Email dataset based on rowcount from a group of datasets in one scenario
Hi - I know how to set up a scenario to check if a dataset has at least one row and email it within the reporter configuration of the scenario. Is there a way to do this for multiple datasets that are built within the flow?
For instance we have quality_data1, quality_data2, quality_data3, etc.
We only want the data set emailed if it contains data. That is during one build maybe they will all have data but during another build only 1 or none will.
I know we could set up a scenario to build each dataset separately and then report from there but is there a way to do this in one scenario so only email if the dataset has rows?
Thanks in advance for your time and help!!
Best Answer
-
Hi Anne,
As of today it is not possible to dynamically attach multiple Datasets in a single email Reporter. However, you can switch to a fully custom Scenario and leverage the Scenario API to define how the Reporter is built (e.g. by populating it only with Datasets which record count is > 0).
Given the interesting-yet-not-trivial example of your use-case, I may later add a simplified example in our code sample repository, if so I will post the link here.
Hope this helps!
Best,
Harizo
Answers
-
Thank you for the response! If I understand this correctly then I would add a new scenario that is a python script. I would set up my trigger as normal but then within the script I would build each dataset, check the count and send the dataset within the python script. I would not use the reporter to do the sending. This looks like it would work - thank you!
-
Hello again Anne,
I took some inspiration from your use-case to add a new code sample to our repository, feel free to reuse and modify it as you see fit for your specific use-case !
Best,
Harizo
-
Awesome - we will give it a try!
-
Hi Harizo - thanks for the code! I have been trying to set this up as described in the git repository to one of my flows, but when I run the reporter setup scenario with this Python code I run into the following error at line 59 of the code:
“AttributeError: 'ComputedMetrics' object has no attribute 'get_raw'”

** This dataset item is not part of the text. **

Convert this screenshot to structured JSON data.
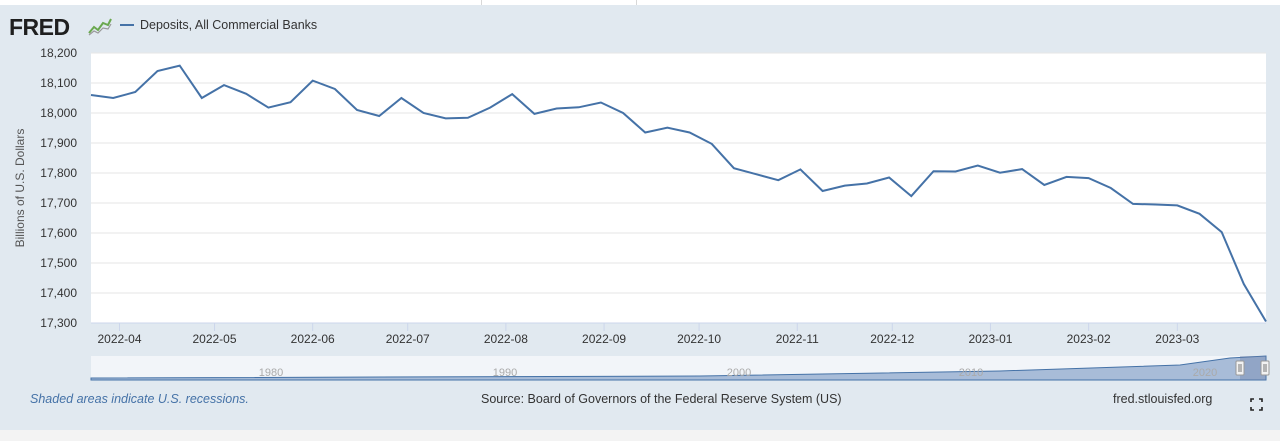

Do you know why this error might be coming up? Could it be due to our version of Dataiku or something else we may need to modify in the code?
Thanks for the help!
-
Hi aazariaz,
The ComputedMetrics.get_raw() method was indeed introduced recently, following the release of Dataiku 10. The fix for previous versions is easy though, you can make it work by replacing metrics.get_raw().get("metrics") by metrics.raw.get("metrics").
Best,
Harizo